Understanding Serviceguard Software Components
Responses to Failures
Chapter 386
For more information on cluster failover, see the white paper Optimizing
Failover Time in a Serviceguard Environment at
http://www.docs.hp.com->High
Availability->Serviceguard->White Papers.
Responses to Hardware Failures
If a serious system problem occurs, such as a system panic or physical
disruption of the SPU's circuits, Serviceguard recognizes a node failure
and transfers the packages currently running on that node to an
adoptive node elsewhere in the cluster. (System multi-node and
multi-node packages do not fail over.)
The new location for each package is determined by that package's
configuration file, which lists primary and alternate nodes for the
package. Transfer of a package to another node does not transfer the
program counter. Processes in a transferred package will restart from
the beginning. In order for an application to be expeditiously restarted
after a failure, it must be “crash-tolerant”; that is, all processes in the
package must be written so that they can detect such a restart. This is
the same application design required for restart after a normal system
crash.
In the event of a LAN interface failure, bonding provides a backup path
for IP messages. If a heartbeat LAN interface fails and no redundant
heartbeat is configured, the node fails with a reboot.
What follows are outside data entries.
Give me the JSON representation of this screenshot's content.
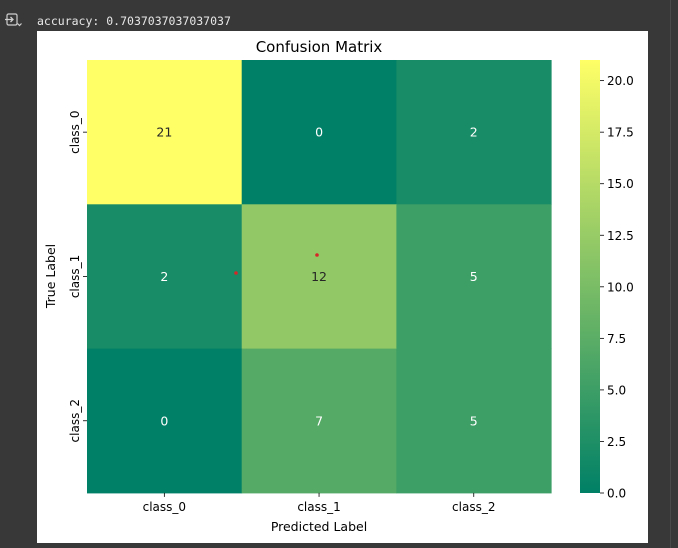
{
  "output": {
    "prefix": "accuracy: ",
    "value": "0.7037037037037037"
  },
  "chart_data": {
    "type": "heatmap",
    "title": "Confusion Matrix",
    "xlabel": "Predicted Label",
    "ylabel": "True Label",
    "x_categories": [
      "class_0",
      "class_1",
      "class_2"
    ],
    "y_categories": [
      "class_0",
      "class_1",
      "class_2"
    ],
    "values": [
      [
        21,
        0,
        2
      ],
      [
        2,
        12,
        5
      ],
      [
        0,
        7,
        5
      ]
    ],
    "annotations": [
      [
        "21",
        "0",
        "2"
      ],
      [
        "2",
        "12",
        "5"
      ],
      [
        "0",
        "7",
        "5"
      ]
    ],
    "colormap": "summer",
    "vmin": 0,
    "vmax": 21,
    "colorbar_ticks": [
      "0.0",
      "2.5",
      "5.0",
      "7.5",
      "10.0",
      "12.5",
      "15.0",
      "17.5",
      "20.0"
    ],
    "colorbar_tick_values": [
      0,
      2.5,
      5,
      7.5,
      10,
      12.5,
      15,
      17.5,
      20
    ],
    "annotation_colors": {
      "light": "#ffffff",
      "dark": "#262626"
    }
  },
  "colors": {
    "marker": "#d62728"
  }
}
If a monitored data
LAN interface, the node fails with a reboot only if
node_fail_fast_enabled (described further under “Package
Configuration File Parameters” starting on page 127) is set to yes for the
package.
Disk monitoring provides additional protection. You can configure
packages to be dependent on the health of disks, so that when a disk
monitor reports a problem, the package can fail over to another node. See
“Creating a Disk Monitor Configuration” on page 228.
Serviceguard does not respond directly to power failures, although a loss
of power to an individual cluster component may appear to Serviceguard
like the failure of that component, and will result in the appropriate
switching behavior. Power protection is provided by HP-supported
uninterruptible power supplies (UPS).